Konstruk ketatanegaraan usulan Pamungkas memberi rasionalisasi baru atas beberapa konsep penting seperti Otonomi Daerah (di tingkat Provinsi), yang penuh dan luas sebagaimana pernah digagas para founding persons. Lembaga-lembaga Negara yang sudah disebutkan di dalam UUD-1945, dan yang umum dibentuk dalam suatu Negara, dengan demikian harus mengikuti pikiran otonomi itu sebagai konsekwensi belaka. Tinggal melihat bagaimana selama ini lembaga-lembaga itu sudah dijalankan, lalu dikoreksi penyimpangannya secara empiris.

Ke tiga, revolusi perekonomian agar bisa menjadi Negara sejahtera. Predikat Indonesia adalah Negara miskin, padahal sesungguhnya kaya-raya. Revolusi ini menitikberatkan arti sesungguhnya Ekonomi Pancasila atau Ekonomi Kerakyatan dengan kekayaan alam Indonesia yang seyogyanya dieksploitasi demi kemakmuran seluruh rakyat, berdasarkan azas kekeluargaan.
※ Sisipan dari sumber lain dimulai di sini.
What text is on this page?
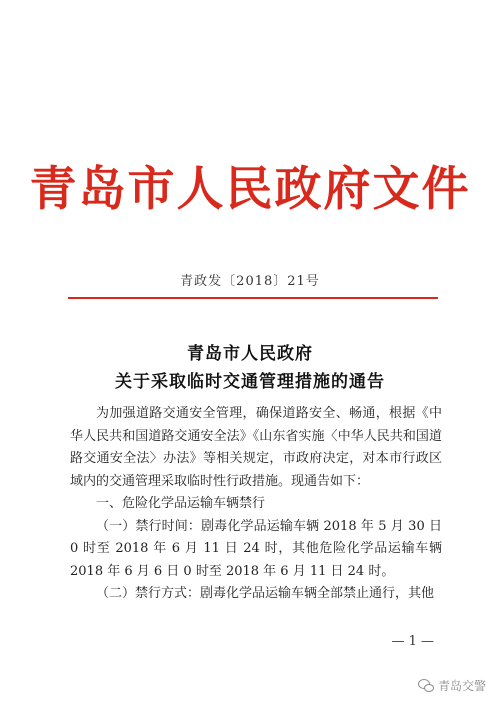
青岛市人民政府文件
青政发〔2018〕21号
青岛市人民政府
关于采取临时交通管理措施的通告

为加强道路交通安全管理，确保道路安全、畅通，根据《中华人民共和国道路交通安全法》《山东省实施〈中华人民共和国道路交通安全法〉办法》等相关规定，市政府决定，对本市行政区域内的交通管理采取临时性行政措施。现通告如下：

一、危险化学品运输车辆禁行

（一）禁行时间：剧毒化学品运输车辆 2018 年 5 月 30 日 0 时至 2018 年 6 月 11 日 24 时，其他危险化学品运输车辆 2018 年 6 月 6 日 0 时至 2018 年 6 月 11 日 24 时。

（二）禁行方式：剧毒化学品运输车辆全部禁止通行，其他

— 1 —
青岛交警
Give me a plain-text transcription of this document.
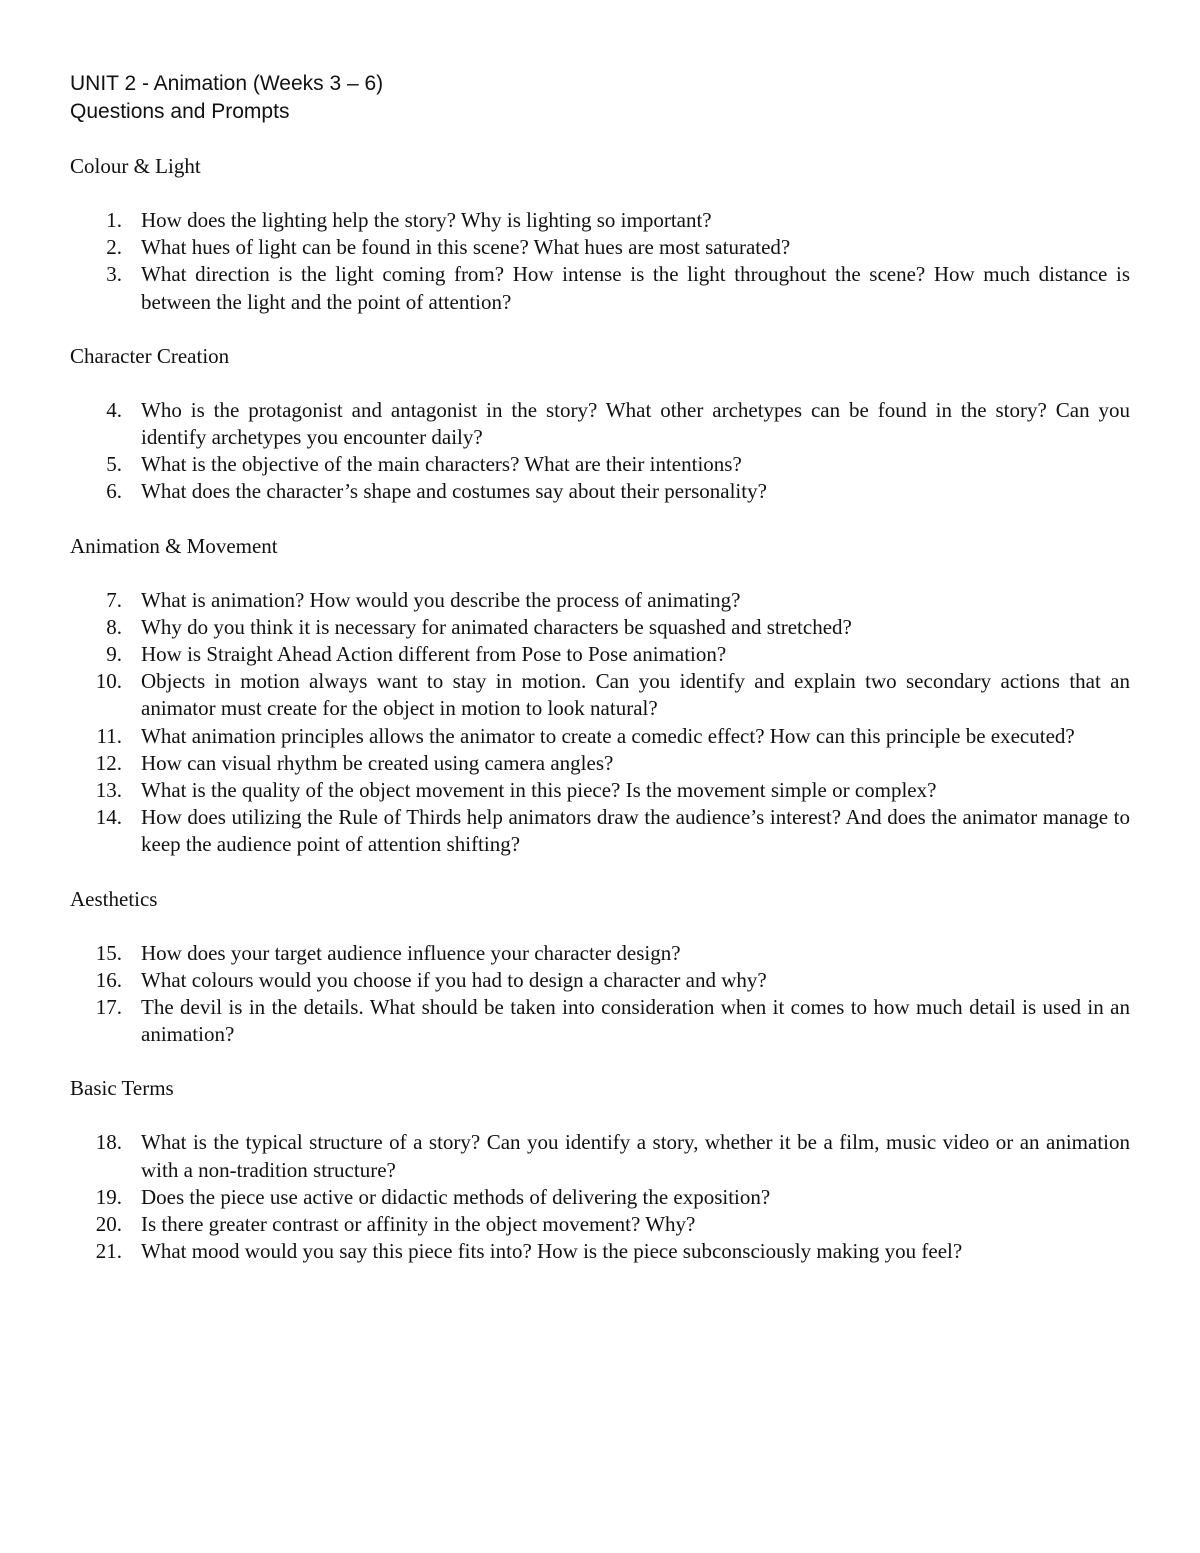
UNIT 2 - Animation (Weeks 3 – 6)

Questions and Prompts

Colour & Light

1. How does the lighting help the story? Why is lighting so important?
2. What hues of light can be found in this scene? What hues are most saturated?
3. What direction is the light coming from? How intense is the light throughout the scene? How much distance is between the light and the point of attention?

Character Creation

4. Who is the protagonist and antagonist in the story? What other archetypes can be found in the story? Can you identify archetypes you encounter daily?
5. What is the objective of the main characters? What are their intentions?
6. What does the character’s shape and costumes say about their personality?

Animation & Movement

7. What is animation? How would you describe the process of animating?
8. Why do you think it is necessary for animated characters be squashed and stretched?
9. How is Straight Ahead Action different from Pose to Pose animation?
10. Objects in motion always want to stay in motion. Can you identify and explain two secondary actions that an animator must create for the object in motion to look natural?
11. What animation principles allows the animator to create a comedic effect? How can this principle be executed?
12. How can visual rhythm be created using camera angles?
13. What is the quality of the object movement in this piece? Is the movement simple or complex?
14. How does utilizing the Rule of Thirds help animators draw the audience’s interest? And does the animator manage to keep the audience point of attention shifting?

Aesthetics

15. How does your target audience influence your character design?
16. What colours would you choose if you had to design a character and why?
17. The devil is in the details. What should be taken into consideration when it comes to how much detail is used in an animation?

Basic Terms

18. What is the typical structure of a story? Can you identify a story, whether it be a film, music video or an animation with a non-tradition structure?
19. Does the piece use active or didactic methods of delivering the exposition?
20. Is there greater contrast or affinity in the object movement? Why?
21. What mood would you say this piece fits into? How is the piece subconsciously making you feel?
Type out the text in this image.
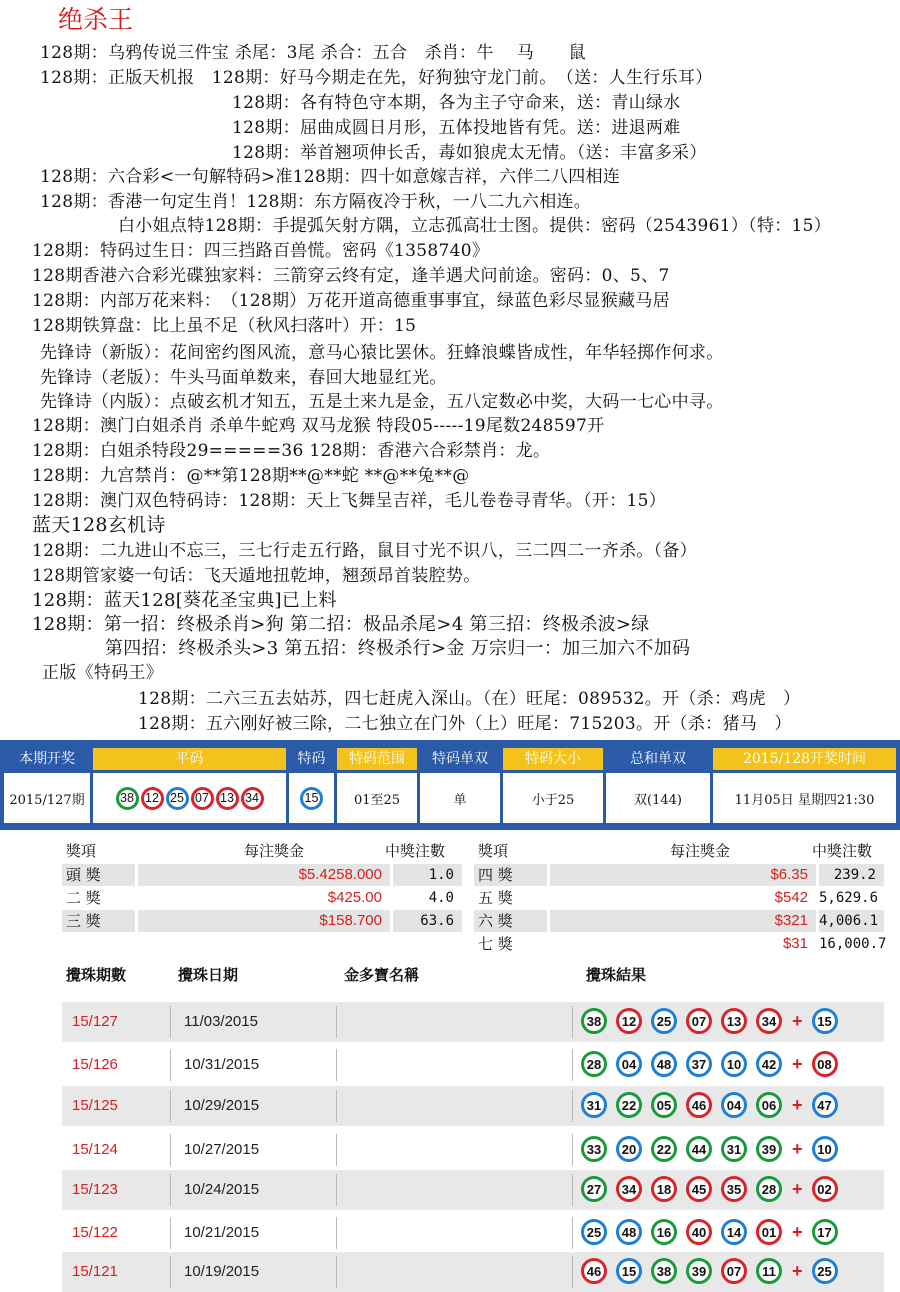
绝杀王
128期：乌鸦传说三件宝 杀尾：3尾 杀合：五合　杀肖：牛　 马　　鼠
128期：正版天机报　128期：好马今期走在先，好狗独守龙门前。　（送：人生行乐耳）
128期：各有特色守本期，各为主子守命来，送：青山绿水
128期：屈曲成圆日月形，五体投地皆有凭。送：进退两难
128期：举首翘项伸长舌，毒如狼虎太无情。（送：丰富多采）
128期：六合彩<一句解特码>准128期：四十如意嫁吉祥，六伴二八四相连
128期：香港一句定生肖！128期：东方隔夜冷于秋，一八二九六相连。
白小姐点特128期：手提弧矢射方隅，立志孤高壮士图。提供：密码（2543961）（特：15）
128期：特码过生日：四三挡路百兽慌。密码《1358740》
128期香港六合彩光碟独家料：三箭穿云终有定，逢羊遇犬问前途。密码：0、5、7
128期：内部万花来料：　（128期）万花开道高德重事事宜，绿蓝色彩尽显猴藏马居
128期铁算盘：比上虽不足（秋风扫落叶）开：15
先锋诗（新版）：花间密约图风流，意马心猿比罢休。狂蜂浪蝶皆成性，年华轻掷作何求。
先锋诗（老版）：牛头马面单数来，春回大地显红光。
先锋诗（内版）：点破玄机才知五，五是土来九是金，五八定数必中奖，大码一七心中寻。
128期：澳门白姐杀肖 杀单牛蛇鸡 双马龙猴 特段05-----19尾数248597开
128期：白姐杀特段29=====36 128期：香港六合彩禁肖：龙。
128期：九宫禁肖：@**第128期**@**蛇 **@**兔**@
128期：澳门双色特码诗：128期：天上飞舞呈吉祥，毛儿卷卷寻青华。（开：15）
蓝天128玄机诗
128期：二九进山不忘三，三七行走五行路，鼠目寸光不识八，三二四二一齐杀。（备）
128期管家婆一句话：飞天遁地扭乾坤，翘颈昂首装腔势。
128期：蓝天128[葵花圣宝典]已上料
128期：第一招：终极杀肖>狗 第二招：极品杀尾>4 第三招：终极杀波>绿
第四招：终极杀头>3 第五招：终极杀行>金 万宗归一：加三加六不加码
正版《特码王》
128期：二六三五去姑苏，四七赶虎入深山。（在）旺尾：089532。开（杀：鸡虎　）
128期：五六刚好被三除，二七独立在门外（上）旺尾：715203。开（杀：猪马　）
本期开奖	平码	特码	特码范围	特码单双	特码大小	总和单双	2015/128开奖时间
2015/127期	38 12 25 07 13 34	15	01至25	单	小于25	双(144)	11月05日 星期四21:30
獎項	每注獎金	中獎注數 獎項	每注獎金	中獎注數
頭 獎	$5.4258.000	1.0
二 獎	$425.00	4.0
三 獎	$158.700	63.6
四 獎	$6.35	239.2
五 獎	$542 5,629.6
六 獎	$321 4,006.1
七 獎	$31 16,000.7
攪珠期數	攪珠日期	金多寶名稱	攪珠結果
15/127	11/03/2015	38	12	25	07	13	34 +	15
15/126	10/31/2015	28	04	48	37	10	42 +	08
15/125	10/29/2015	31	22	05	46	04	06 +	47
15/124	10/27/2015	33	20	22	44	31	39 +	10
15/123	10/24/2015	27	34	18	45	35	28 +	02
15/122	10/21/2015	25	48	16	40	14	01 +	17
15/121	10/19/2015	46	15	38	39	07	11 +	25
Revolusi perekonomian Pamungkas bersamaan dengan revolusi kelembagaan meliputi perihal bagaimana perekonomian Negara dan Industri, penguasaan iptek, serta kebijakan moneter, fiskal dan neraca pembayaran untuk menghasilkan pendapatan nasional yang selalu meningkat seiring pemerataan dan lapangan kerja, untuk menghilangkan kemiskinan serta dengan menjaga stabilitas harga, sukubunga rendah dan nilai tukar rupiah.

Pengembalian Hak-hak Sosial, Ekonomi dan Politik Rakyat yang dapat meliputi bidang-bidang pendidikan, penegakan hukum, hak untuk hidup nyaman dan tenteram, tanpa rasa takut, hak untuk hidup layak serta hak untuk beragama dan menjalankannya dan menyampaikan pendapat dengan merdeka, dan lain-lain.
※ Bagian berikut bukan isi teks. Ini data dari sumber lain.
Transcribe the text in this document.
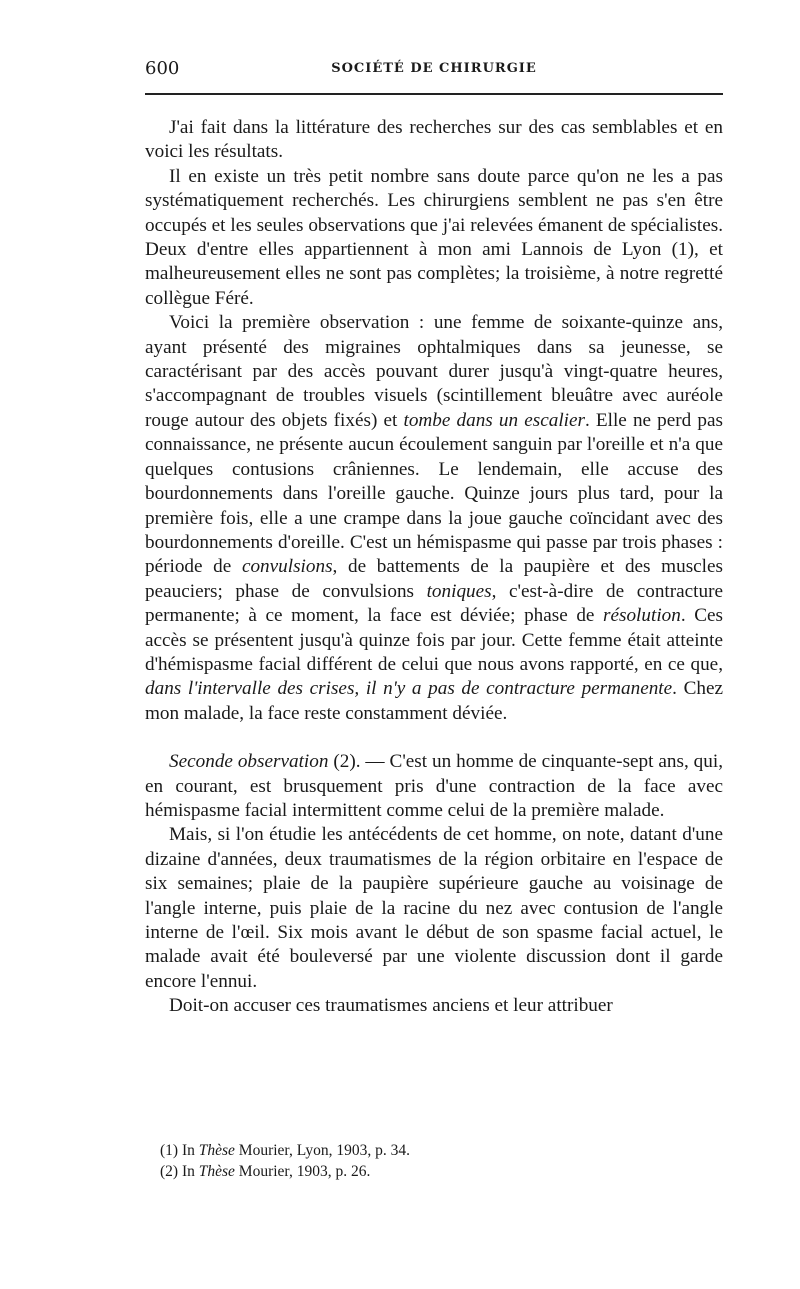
600	SOCIÉTÉ DE CHIRURGIE

J'ai fait dans la littérature des recherches sur des cas semblables et en voici les résultats.

Il en existe un très petit nombre sans doute parce qu'on ne les a pas systématiquement recherchés. Les chirurgiens semblent ne pas s'en être occupés et les seules observations que j'ai relevées émanent de spécialistes. Deux d'entre elles appartiennent à mon ami Lannois de Lyon (1), et malheureusement elles ne sont pas complètes; la troisième, à notre regretté collègue Féré.

Voici la première observation : une femme de soixante-quinze ans, ayant présenté des migraines ophtalmiques dans sa jeunesse, se caractérisant par des accès pouvant durer jusqu'à vingt-quatre heures, s'accompagnant de troubles visuels (scintillement bleuâtre avec auréole rouge autour des objets fixés) et tombe dans un escalier. Elle ne perd pas connaissance, ne présente aucun écoulement sanguin par l'oreille et n'a que quelques contusions crâniennes. Le lendemain, elle accuse des bourdonnements dans l'oreille gauche. Quinze jours plus tard, pour la première fois, elle a une crampe dans la joue gauche coïncidant avec des bourdonnements d'oreille. C'est un hémispasme qui passe par trois phases : période de convulsions, de battements de la paupière et des muscles peauciers; phase de convulsions toniques, c'est-à-dire de contracture permanente; à ce moment, la face est déviée; phase de résolution. Ces accès se présentent jusqu'à quinze fois par jour. Cette femme était atteinte d'hémispasme facial différent de celui que nous avons rapporté, en ce que, dans l'intervalle des crises, il n'y a pas de contracture permanente. Chez mon malade, la face reste constamment déviée.

Seconde observation (2). — C'est un homme de cinquante-sept ans, qui, en courant, est brusquement pris d'une contraction de la face avec hémispasme facial intermittent comme celui de la première malade.

Mais, si l'on étudie les antécédents de cet homme, on note, datant d'une dizaine d'années, deux traumatismes de la région orbitaire en l'espace de six semaines; plaie de la paupière supérieure gauche au voisinage de l'angle interne, puis plaie de la racine du nez avec contusion de l'angle interne de l'œil. Six mois avant le début de son spasme facial actuel, le malade avait été bouleversé par une violente discussion dont il garde encore l'ennui.

Doit-on accuser ces traumatismes anciens et leur attribuer

(1) In Thèse Mourier, Lyon, 1903, p. 34.
(2) In Thèse Mourier, 1903, p. 26.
Sebuah buku karya Sri-Bintang Pamungkas yang seyogyanya saya serahkan kepada almarhum untuk dijadikan acuan wilayah perbincangan webinar dalam beberapa hari ke depan akan saya serahkan kepada keluarga almarhum dengan harapan semoga dapat membantu meringankan duka kehilangan.

Komunikasi-Komunikasi Terakhir

MUI Sumut mengamanahkan jabatan Direktur Lembaga Advokasi Umat Islam (LADUI) kepada Dr Abdul Hakim Siagian, SH., M.Hum setelah meninggalnya pejabat lama almarhum Hamdani Harahap, SH., M.H. Pelantikan ditandai seminar menghadirkan beberapa pembicara, termasuk Hasim Purba dan saya.

Beberapa hari setelahnya saya menonton video youtube acara itu dan merasa ada beberapa pernyataan yang potensil disalahtafsir. Saya mohon dipotong bagian-bagian tertentu dan almarhum pun memenuhinya.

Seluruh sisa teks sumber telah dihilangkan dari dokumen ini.